Die Bonner Studentenverbindung Novesia im CV richtet am 5. Mai auf dem Friedhof Melaten und im Maternushaus eine Gedenkveranstaltung für drei ihrer Mitglieder aus, die dem Nationalsozialismus mutig entgegengetreten sind. Die Veranstaltung beginnt um 14 Uhr mit einer Kranzniederlegung auf dem Friedhof Melaten aus Anlass des 75. Todestages des Pfarrers Fritz Keller, der im KZ Dachau inhaftiert war und als Versuchsobjekt für Malariainfektionen missbraucht wurde. Nach dem Verlassen des Konzentrationslagers wurde er erneut in Schutzhaft genommen und verstarb im Aachener Gefängnis.
Im Anschluss findet ein Vortrag im Maternushaus zum Thema „Prälat Otto Müller und der Widerstand katholischer Arbeiter“ statt, der vom ehemaligen Staatssekretär im Thüringer Ministerium für Wissenschaft, Forschung und Kunst, Dr. Jürgen Aretz, gehalten wird. Prälat Dr. Müller betätigte sich seit dem Ende der 1920er Jahre im Widerstand und wurde nach dem Stauffenberg-Attentat von der Gestapo verhaftet und verstarb im Staatskrankenhaus der Polizei in Berlin.

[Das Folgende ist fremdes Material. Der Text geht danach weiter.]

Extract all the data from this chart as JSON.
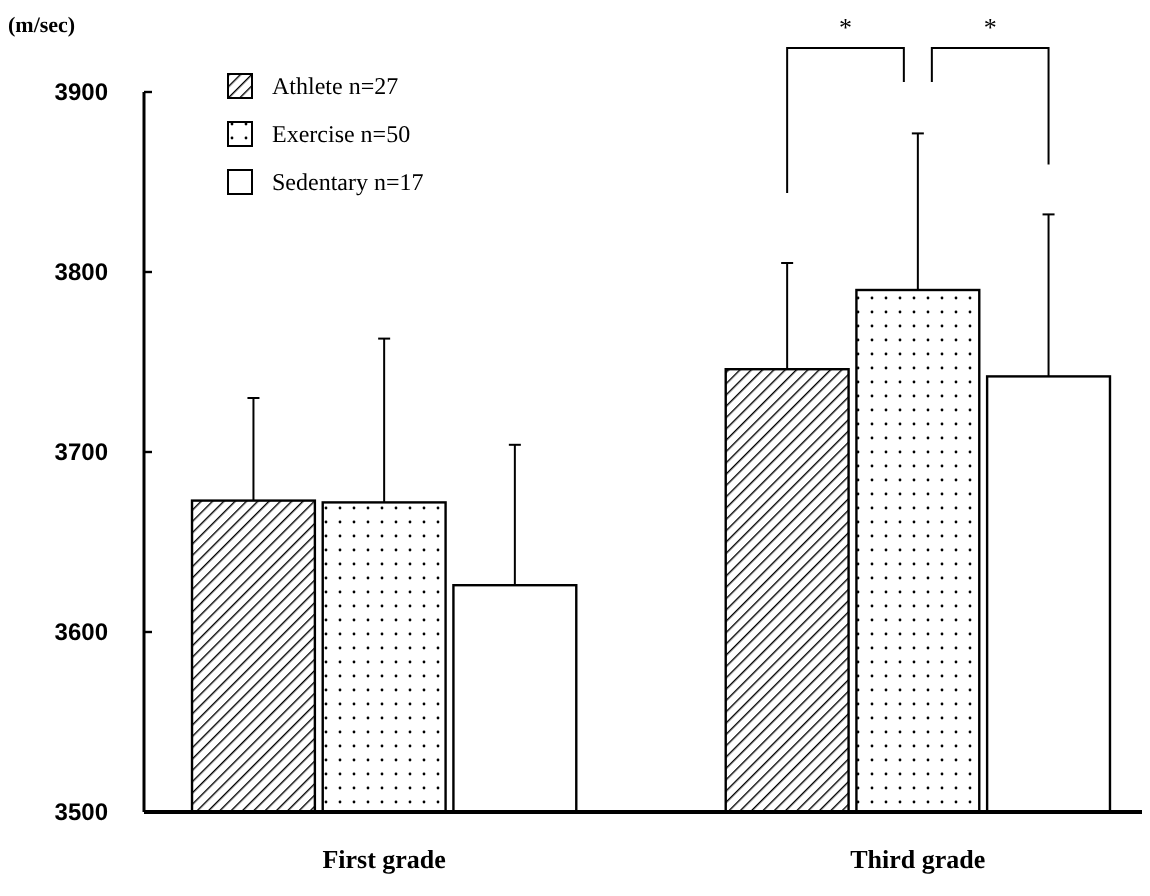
{
  "chart_data": {
    "type": "bar",
    "ylabel": "(m/sec)",
    "categories": [
      "First grade",
      "Third grade"
    ],
    "series": [
      {
        "name": "Athlete n=27",
        "color": "#000000",
        "values": [
          3673,
          3746
        ],
        "errors": [
          [
            3673,
            3730
          ],
          [
            3746,
            3805
          ]
        ]
      },
      {
        "name": "Exercise n=50",
        "color": "#000000",
        "values": [
          3672,
          3790
        ],
        "errors": [
          [
            3672,
            3763
          ],
          [
            3790,
            3877
          ]
        ]
      },
      {
        "name": "Sedentary n=17",
        "color": "#ffffff",
        "values": [
          3626,
          3742
        ],
        "errors": [
          [
            3626,
            3704
          ],
          [
            3742,
            3832
          ]
        ]
      }
    ],
    "ylim": [
      3500,
      3900
    ],
    "yticks": [
      3500,
      3600,
      3700,
      3800,
      3900
    ],
    "legend": "top left",
    "annotations": [
      "*",
      "*"
    ]
  }
}
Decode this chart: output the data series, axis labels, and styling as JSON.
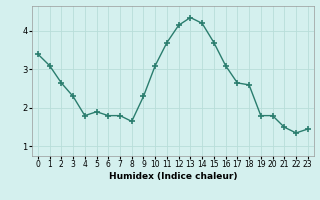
{
  "x": [
    0,
    1,
    2,
    3,
    4,
    5,
    6,
    7,
    8,
    9,
    10,
    11,
    12,
    13,
    14,
    15,
    16,
    17,
    18,
    19,
    20,
    21,
    22,
    23
  ],
  "y": [
    3.4,
    3.1,
    2.65,
    2.3,
    1.8,
    1.9,
    1.8,
    1.8,
    1.65,
    2.3,
    3.1,
    3.7,
    4.15,
    4.35,
    4.2,
    3.7,
    3.1,
    2.65,
    2.6,
    1.8,
    1.8,
    1.5,
    1.35,
    1.45
  ],
  "line_color": "#2a7d6e",
  "marker": "+",
  "marker_size": 4,
  "marker_lw": 1.2,
  "bg_color": "#d4f0ee",
  "grid_color": "#b8ddd9",
  "xlabel": "Humidex (Indice chaleur)",
  "ylim": [
    0.75,
    4.65
  ],
  "xlim": [
    -0.5,
    23.5
  ],
  "yticks": [
    1,
    2,
    3,
    4
  ],
  "xticks": [
    0,
    1,
    2,
    3,
    4,
    5,
    6,
    7,
    8,
    9,
    10,
    11,
    12,
    13,
    14,
    15,
    16,
    17,
    18,
    19,
    20,
    21,
    22,
    23
  ],
  "xticklabels": [
    "0",
    "1",
    "2",
    "3",
    "4",
    "5",
    "6",
    "7",
    "8",
    "9",
    "10",
    "11",
    "12",
    "13",
    "14",
    "15",
    "16",
    "17",
    "18",
    "19",
    "20",
    "21",
    "22",
    "23"
  ],
  "tick_fontsize": 5.5,
  "xlabel_fontsize": 6.5,
  "line_width": 1.0
}
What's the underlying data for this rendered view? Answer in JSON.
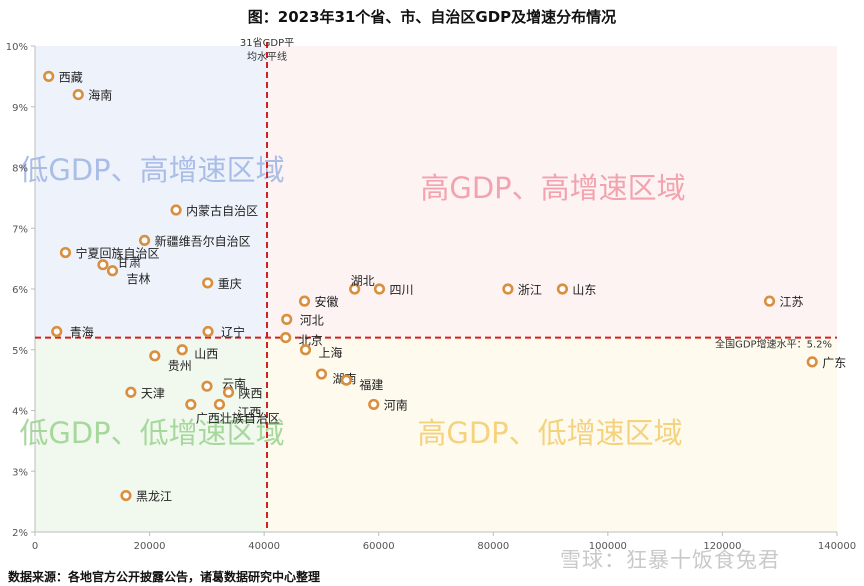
{
  "title": "图：2023年31个省、市、自治区GDP及增速分布情况",
  "source": "数据来源：各地官方公开披露公告，诸葛数据研究中心整理",
  "watermark": "雪球：狂暴十饭食兔君",
  "chart_data": {
    "type": "scatter",
    "title": "图：2023年31个省、市、自治区GDP及增速分布情况",
    "xlabel": "",
    "ylabel": "",
    "xlim": [
      0,
      140000
    ],
    "ylim": [
      2,
      10
    ],
    "x_ticks": [
      "0",
      "20000",
      "40000",
      "60000",
      "80000",
      "100000",
      "120000",
      "140000"
    ],
    "y_ticks": [
      "2%",
      "3%",
      "4%",
      "5%",
      "6%",
      "7%",
      "8%",
      "9%",
      "10%"
    ],
    "grid": false,
    "vline": {
      "x": 40500,
      "label": "31省GDP平均水平线"
    },
    "hline": {
      "y": 5.2,
      "label": "全国GDP增速水平：5.2%"
    },
    "quadrants": [
      {
        "label": "低GDP、高增速区域",
        "color": "#eef3fb"
      },
      {
        "label": "高GDP、高增速区域",
        "color": "#fdf3f3"
      },
      {
        "label": "低GDP、低增速区域",
        "color": "#f1f8ee"
      },
      {
        "label": "高GDP、低增速区域",
        "color": "#fefbee"
      }
    ],
    "colors": {
      "marker": "#d98f3e",
      "divider": "#d42020"
    },
    "points": [
      {
        "name": "西藏",
        "x": 2393,
        "y": 9.5
      },
      {
        "name": "海南",
        "x": 7551,
        "y": 9.2
      },
      {
        "name": "内蒙古自治区",
        "x": 24627,
        "y": 7.3
      },
      {
        "name": "新疆维吾尔自治区",
        "x": 19126,
        "y": 6.8
      },
      {
        "name": "宁夏回族自治区",
        "x": 5315,
        "y": 6.6
      },
      {
        "name": "甘肃",
        "x": 11864,
        "y": 6.4
      },
      {
        "name": "吉林",
        "x": 13531,
        "y": 6.3
      },
      {
        "name": "重庆",
        "x": 30146,
        "y": 6.1
      },
      {
        "name": "青海",
        "x": 3799,
        "y": 5.3
      },
      {
        "name": "辽宁",
        "x": 30209,
        "y": 5.3
      },
      {
        "name": "山西",
        "x": 25698,
        "y": 5.0
      },
      {
        "name": "贵州",
        "x": 20913,
        "y": 4.9
      },
      {
        "name": "天津",
        "x": 16737,
        "y": 4.3
      },
      {
        "name": "云南",
        "x": 30021,
        "y": 4.4
      },
      {
        "name": "陕西",
        "x": 33786,
        "y": 4.3
      },
      {
        "name": "广西壮族自治区",
        "x": 27202,
        "y": 4.1
      },
      {
        "name": "江西",
        "x": 32200,
        "y": 4.1
      },
      {
        "name": "黑龙江",
        "x": 15884,
        "y": 2.6
      },
      {
        "name": "湖北",
        "x": 55803,
        "y": 6.0
      },
      {
        "name": "四川",
        "x": 60133,
        "y": 6.0
      },
      {
        "name": "安徽",
        "x": 47051,
        "y": 5.8
      },
      {
        "name": "河北",
        "x": 43944,
        "y": 5.5
      },
      {
        "name": "北京",
        "x": 43761,
        "y": 5.2
      },
      {
        "name": "上海",
        "x": 47219,
        "y": 5.0
      },
      {
        "name": "湖南",
        "x": 50013,
        "y": 4.6
      },
      {
        "name": "福建",
        "x": 54355,
        "y": 4.5
      },
      {
        "name": "河南",
        "x": 59132,
        "y": 4.1
      },
      {
        "name": "浙江",
        "x": 82553,
        "y": 6.0
      },
      {
        "name": "山东",
        "x": 92069,
        "y": 6.0
      },
      {
        "name": "江苏",
        "x": 128222,
        "y": 5.8
      },
      {
        "name": "广东",
        "x": 135673,
        "y": 4.8
      }
    ]
  }
}
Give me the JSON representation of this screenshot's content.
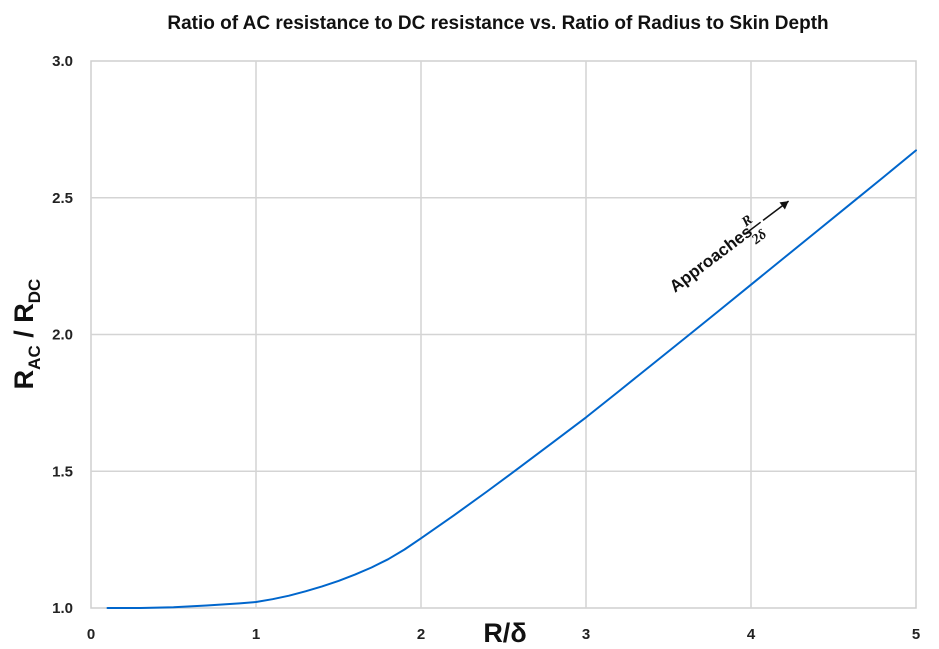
{
  "chart_data": {
    "type": "line",
    "title": "Ratio of AC resistance to DC resistance vs. Ratio of Radius to Skin Depth",
    "xlabel": "R/δ",
    "ylabel": {
      "main": "R",
      "sub1": "AC",
      "sep": " / ",
      "main2": "R",
      "sub2": "DC"
    },
    "xlim": [
      0,
      5
    ],
    "ylim": [
      1.0,
      3.0
    ],
    "x_ticks": [
      "0",
      "1",
      "2",
      "3",
      "4",
      "5"
    ],
    "y_ticks": [
      "1.0",
      "1.5",
      "2.0",
      "2.5",
      "3.0"
    ],
    "grid": true,
    "line_color": "#0066cc",
    "series": [
      {
        "x": [
          0.1,
          0.3,
          0.5,
          0.7,
          0.9,
          1.0,
          1.1,
          1.2,
          1.3,
          1.4,
          1.5,
          1.6,
          1.7,
          1.8,
          1.9,
          2.0,
          2.2,
          2.4,
          2.6,
          2.8,
          3.0,
          3.2,
          3.4,
          3.6,
          3.8,
          4.0,
          4.2,
          4.4,
          4.6,
          4.8,
          5.0
        ],
        "values": [
          1.0,
          1.0,
          1.003,
          1.009,
          1.017,
          1.022,
          1.032,
          1.045,
          1.061,
          1.079,
          1.099,
          1.122,
          1.148,
          1.178,
          1.214,
          1.255,
          1.339,
          1.426,
          1.515,
          1.606,
          1.697,
          1.793,
          1.89,
          1.987,
          2.084,
          2.182,
          2.28,
          2.378,
          2.476,
          2.574,
          2.673
        ]
      }
    ],
    "annotation": {
      "text": "Approaches",
      "fraction_numerator": "R",
      "fraction_denominator": "2δ"
    }
  }
}
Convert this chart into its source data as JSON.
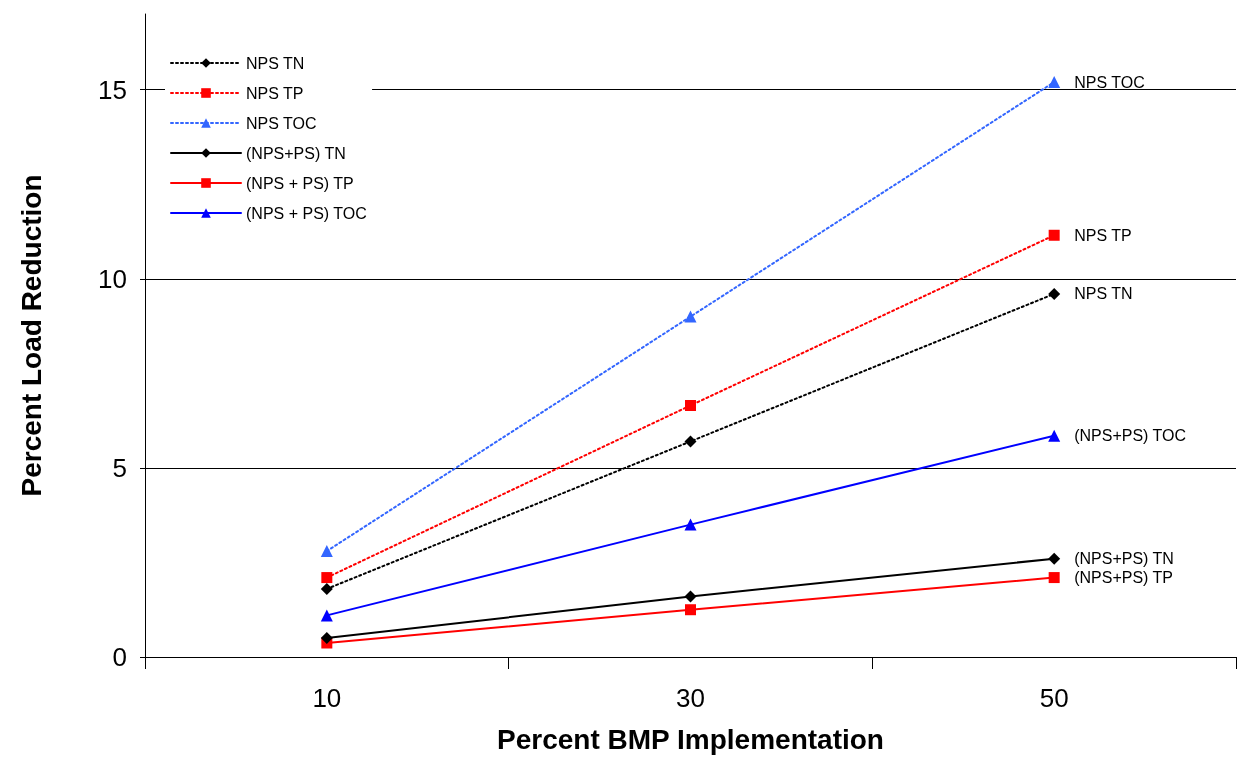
{
  "chart_data": {
    "type": "line",
    "xlabel": "Percent BMP Implementation",
    "ylabel": "Percent Load Reduction",
    "categories": [
      "10",
      "30",
      "50"
    ],
    "series": [
      {
        "name": "NPS TN",
        "color": "#000000",
        "values": [
          1.8,
          5.7,
          9.6
        ],
        "marker": "diamond",
        "line_style": "dotted"
      },
      {
        "name": "NPS TP",
        "color": "#ff0000",
        "values": [
          2.1,
          6.65,
          11.15
        ],
        "marker": "square",
        "line_style": "dotted"
      },
      {
        "name": "NPS TOC",
        "color": "#3366ff",
        "values": [
          2.8,
          9.0,
          15.2
        ],
        "marker": "triangle",
        "line_style": "dotted"
      },
      {
        "name": "(NPS+PS) TN",
        "color": "#000000",
        "values": [
          0.5,
          1.6,
          2.6
        ],
        "marker": "diamond",
        "line_style": "solid"
      },
      {
        "name": "(NPS + PS) TP",
        "color": "#ff0000",
        "values": [
          0.37,
          1.25,
          2.1
        ],
        "marker": "square",
        "line_style": "solid"
      },
      {
        "name": "(NPS + PS) TOC",
        "color": "#0000ff",
        "values": [
          1.1,
          3.5,
          5.85
        ],
        "marker": "triangle",
        "line_style": "solid"
      }
    ],
    "ylim": [
      0,
      17
    ],
    "yticks": [
      0,
      5,
      10,
      15
    ],
    "grid": "y",
    "legend": "top left",
    "annotations": [
      {
        "text": "NPS TOC",
        "x": "50",
        "y": 15.2
      },
      {
        "text": "NPS TP",
        "x": "50",
        "y": 11.15
      },
      {
        "text": "NPS TN",
        "x": "50",
        "y": 9.6
      },
      {
        "text": "(NPS+PS) TOC",
        "x": "50",
        "y": 5.85
      },
      {
        "text": "(NPS+PS) TN",
        "x": "50",
        "y": 2.6
      },
      {
        "text": "(NPS+PS) TP",
        "x": "50",
        "y": 2.1
      }
    ]
  }
}
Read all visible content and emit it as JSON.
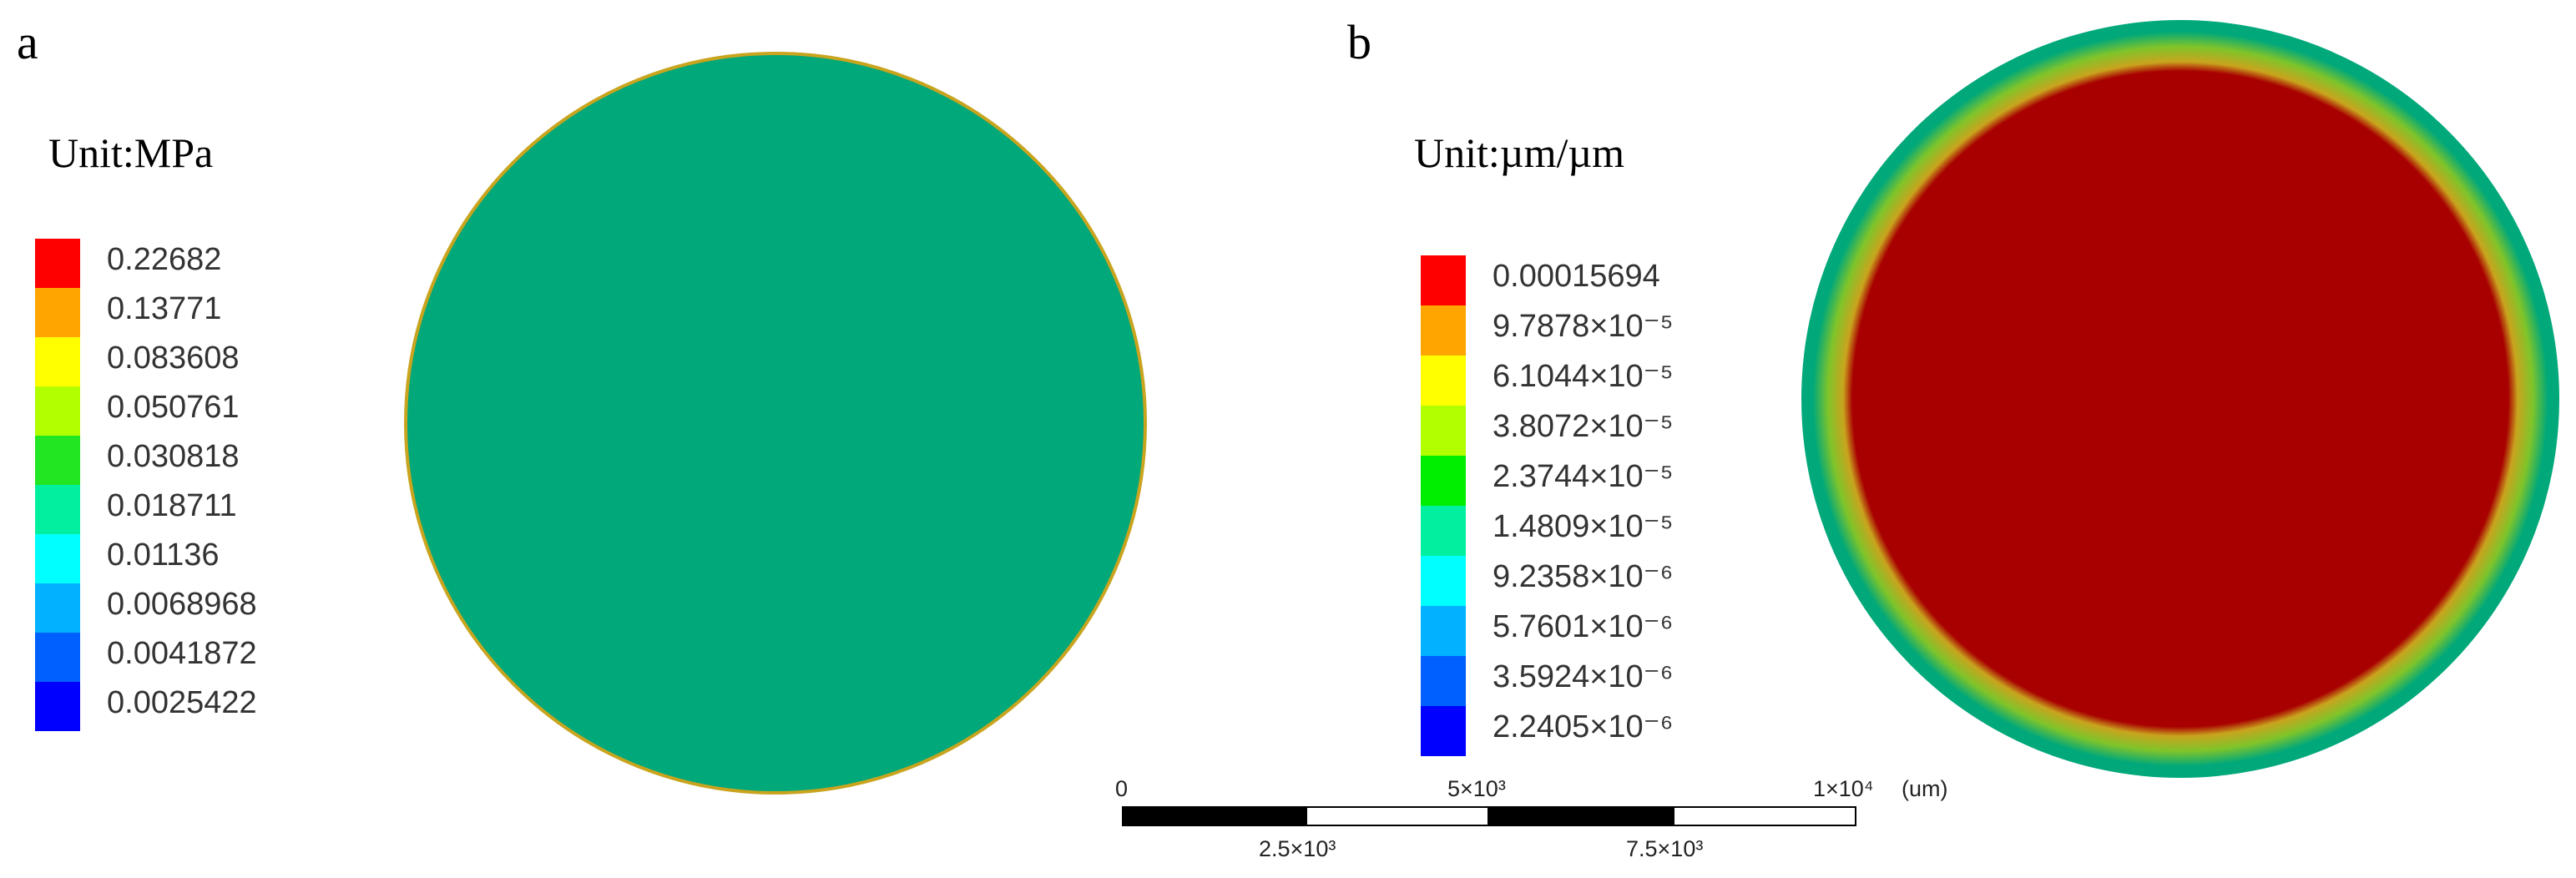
{
  "panel_a": {
    "label": "a",
    "unit": "Unit:MPa",
    "legend": [
      {
        "value": "0.22682",
        "color": "#ff0000"
      },
      {
        "value": "0.13771",
        "color": "#ffa500"
      },
      {
        "value": "0.083608",
        "color": "#ffff00"
      },
      {
        "value": "0.050761",
        "color": "#b2ff00"
      },
      {
        "value": "0.030818",
        "color": "#22e622"
      },
      {
        "value": "0.018711",
        "color": "#00f0a0"
      },
      {
        "value": "0.01136",
        "color": "#00ffff"
      },
      {
        "value": "0.0068968",
        "color": "#00b2ff"
      },
      {
        "value": "0.0041872",
        "color": "#0060ff"
      },
      {
        "value": "0.0025422",
        "color": "#0000ff"
      }
    ],
    "disk_color": "#00a87a",
    "rim_color": "#c9a41e"
  },
  "panel_b": {
    "label": "b",
    "unit": "Unit:µm/µm",
    "legend": [
      {
        "value": "0.00015694",
        "color": "#ff0000"
      },
      {
        "value": "9.7878×10⁻⁵",
        "color": "#ffa500"
      },
      {
        "value": "6.1044×10⁻⁵",
        "color": "#ffff00"
      },
      {
        "value": "3.8072×10⁻⁵",
        "color": "#b2ff00"
      },
      {
        "value": "2.3744×10⁻⁵",
        "color": "#00ee00"
      },
      {
        "value": "1.4809×10⁻⁵",
        "color": "#00f0a0"
      },
      {
        "value": "9.2358×10⁻⁶",
        "color": "#00ffff"
      },
      {
        "value": "5.7601×10⁻⁶",
        "color": "#00b2ff"
      },
      {
        "value": "3.5924×10⁻⁶",
        "color": "#0060ff"
      },
      {
        "value": "2.2405×10⁻⁶",
        "color": "#0000ff"
      }
    ],
    "disk_core_color": "#a80000",
    "disk_ring_colors": [
      "#c9a41e",
      "#7fc42a",
      "#00a87a"
    ]
  },
  "scale_bar": {
    "top_labels": [
      "0",
      "5×10³",
      "1×10⁴"
    ],
    "unit": "(um)",
    "bottom_labels": [
      "2.5×10³",
      "7.5×10³"
    ]
  }
}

Die Priester Keller und Müller wurden in das Deutsche Martyrologium des 20. Jahrhunderts als „Blutzeugen aus der Zeit des Nationalsozialismus“ aufgenommen. Sie gelten nach kirchenamtlicher Definition somit als Märtyrer.
Auch des ehemaligen Direktors des Collegium Aloysianum in Opladen, Dr. Peter Neuenheuser, wird gedacht werden. Neuenheuser wurde durch die Nationalsozialisten in Schutzhaft genommen und als Direktor und Schulleiter abgesetzt.
Die Veranstaltung, zu der mehr als 100 Teilnehmer erwartet werden, unter anderem Schüler der Erzbischöflichen Liebfrauenschule sowie Vertreter der Katholischen Arbeiterbewegung und des Kolpingverbandes, schließt mit einem Gottesdienst in der Kapelle des Maternushauses.